Confirming the rise in Omicron cases in Britain, Javid said, “This includes cases with no links to international travel so we can conclude there is now community transmission across multiple regions of England.”

The inaction of the Johnson government will see many more thousands of deaths. Javid declared that recent analysis from the UK Health Security Agency suggests that “the window between infection and infectiousness may be shorter for the Omicron variant than for the Delta variant”.

The Johnson government has been backed in the downplaying of Omicron by its official yes-men, Chief Medical Officer Chris Whitty and Chief Science Officer Sir Patrick Vallance.

The Mail reported that “Dr Clarke”, in comments no doubt aimed at Whitty, Vallance and their ilk, “warned that scientists risked ‘whitewashing’ the dangers of Omicron and giving people ‘a false sense of security’ by peddling claims it is just a mild illness.”

How dangerous Omicron could be is evident in the fact that more than half of those infected with the variant in England had received their first two vaccine doses.

Despite the mass of evidence that schools are critical to the transmission of COVID-19, they remain open across Europe.

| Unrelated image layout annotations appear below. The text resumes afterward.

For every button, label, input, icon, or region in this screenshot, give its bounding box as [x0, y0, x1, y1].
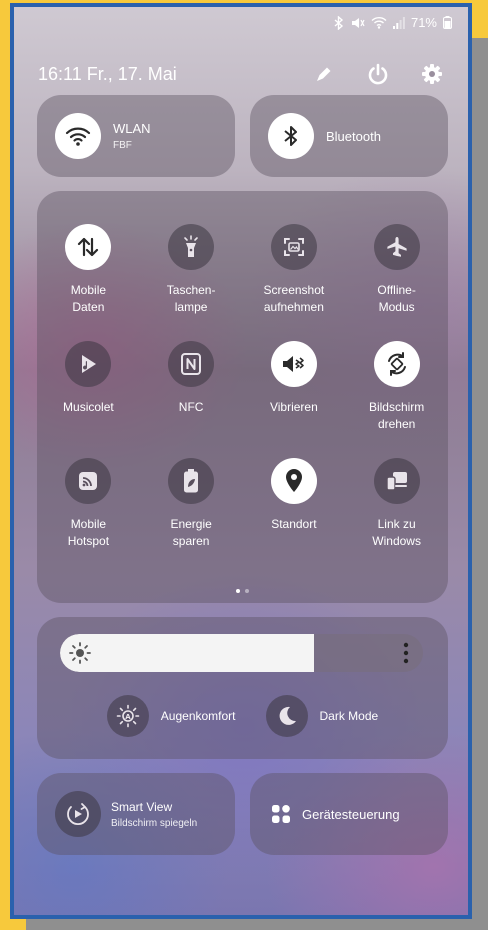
clock: 16:11 Fr., 17. Mai [38, 64, 177, 85]
sun-icon [69, 642, 91, 664]
clock-time: 16:11 [38, 63, 82, 84]
tile-label: Mobile Hotspot [67, 517, 110, 548]
dark-mode-label: Dark Mode [319, 709, 379, 723]
smart-view-icon [55, 791, 101, 837]
tile-hotspot[interactable]: Mobile Hotspot [37, 458, 140, 575]
eye-comfort-toggle[interactable]: A Augenkomfort [106, 695, 236, 737]
smart-view-label: Smart View [111, 799, 173, 814]
page-indicator [37, 589, 448, 593]
tile-label: Musicolet [63, 400, 114, 414]
hotspot-icon [65, 458, 112, 504]
tile-nfc[interactable]: NFC [140, 341, 243, 458]
tile-label: Taschen- lampe [166, 283, 216, 314]
tile-label: Link zu Windows [372, 517, 421, 548]
device-control-label: Gerätesteuerung [302, 806, 400, 822]
power-icon [368, 63, 388, 85]
tile-label: Screenshot aufnehmen [263, 283, 325, 314]
tile-airplane-mode[interactable]: Offline- Modus [345, 224, 448, 341]
header-tools [312, 62, 444, 86]
battery-percent: 71% [410, 15, 437, 30]
tile-link-to-windows[interactable]: Link zu Windows [345, 458, 448, 575]
settings-button[interactable] [420, 62, 444, 86]
status-bar: 71% [333, 15, 452, 30]
wifi-status-icon [371, 16, 387, 29]
quick-tiles-panel: Mobile Daten Taschen- lampe Screenshot a… [37, 191, 448, 603]
tile-label: Vibrieren [269, 400, 318, 414]
tile-label: Bildschirm drehen [368, 400, 425, 431]
dark-mode-toggle[interactable]: Dark Mode [265, 695, 379, 737]
smart-view-button[interactable]: Smart View Bildschirm spiegeln [37, 773, 235, 855]
nfc-icon [168, 341, 215, 387]
battery-saver-icon [168, 458, 215, 504]
bluetooth-icon [268, 113, 314, 159]
mobile-data-icon [65, 224, 112, 270]
tile-label: Mobile Daten [70, 283, 107, 314]
tile-flashlight[interactable]: Taschen- lampe [140, 224, 243, 341]
screenshot-icon [270, 224, 317, 270]
tile-musicolet[interactable]: Musicolet [37, 341, 140, 458]
musicolet-icon [65, 341, 112, 387]
brightness-slider-fill [60, 634, 315, 672]
bluetooth-status-icon [333, 15, 345, 30]
tile-label: Standort [271, 517, 317, 531]
tile-label: NFC [178, 400, 204, 414]
power-button[interactable] [366, 62, 390, 86]
brightness-slider[interactable] [60, 634, 423, 672]
device-control-button[interactable]: Gerätesteuerung [250, 773, 448, 855]
vibrate-icon [270, 341, 317, 387]
quick-tiles-grid: Mobile Daten Taschen- lampe Screenshot a… [37, 224, 448, 575]
wlan-label: WLAN [113, 121, 151, 136]
panel-header: 16:11 Fr., 17. Mai [38, 61, 444, 87]
quick-panel-screen: 71% 16:11 Fr., 17. Mai WLAN FBF Bluetoot… [10, 3, 472, 919]
device-control-icon [272, 805, 290, 823]
airplane-icon [373, 224, 420, 270]
wlan-network: FBF [113, 140, 132, 151]
edit-button[interactable] [312, 62, 336, 86]
tile-power-saving[interactable]: Energie sparen [140, 458, 243, 575]
moon-icon [265, 695, 308, 737]
tile-location[interactable]: Standort [243, 458, 346, 575]
rotate-icon [373, 341, 420, 387]
tile-label: Energie sparen [170, 517, 212, 548]
clock-date: Fr., 17. Mai [86, 63, 177, 84]
pencil-icon [317, 67, 331, 81]
mute-status-icon [351, 16, 365, 30]
location-icon [270, 458, 317, 504]
tile-screenshot[interactable]: Screenshot aufnehmen [243, 224, 346, 341]
svg-text:A: A [125, 713, 131, 721]
page-dot-active [236, 589, 240, 593]
brightness-panel: A Augenkomfort Dark Mode [37, 617, 448, 759]
page-dot [245, 589, 249, 593]
tile-mobile-data[interactable]: Mobile Daten [37, 224, 140, 341]
bluetooth-toggle[interactable]: Bluetooth [250, 95, 448, 177]
flashlight-icon [168, 224, 215, 270]
tile-vibrate[interactable]: Vibrieren [243, 341, 346, 458]
eye-comfort-label: Augenkomfort [160, 709, 236, 723]
link-windows-icon [373, 458, 420, 504]
wifi-icon [55, 113, 101, 159]
display-toggles: A Augenkomfort Dark Mode [37, 695, 448, 737]
battery-icon [443, 16, 452, 29]
wlan-toggle[interactable]: WLAN FBF [37, 95, 235, 177]
gear-icon [422, 64, 442, 84]
tile-label: Offline- Modus [377, 283, 416, 314]
signal-status-icon [392, 16, 405, 29]
smart-view-sub: Bildschirm spiegeln [111, 817, 198, 829]
eye-comfort-icon: A [106, 695, 149, 737]
tile-auto-rotate[interactable]: Bildschirm drehen [345, 341, 448, 458]
more-options-icon [403, 642, 409, 664]
bluetooth-label: Bluetooth [326, 128, 381, 144]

Data released by the UK’s Office for National Statistics on Friday found that the highest increase of the rate of infection (4.3 percent) among any age group in England was in children aged two to 11. The Johnson government has no mitigations in place to stop the spread in schools and is stepping up its persecution of parents who are keeping their children away from COVID infested classrooms.

The policy is much the same continent-wide. In Belgium, where the first case in Europe was detected, the government is only requiring schools to close a week earlier than normal before Christmas and this minimal measure is a bigger step than most countries will take.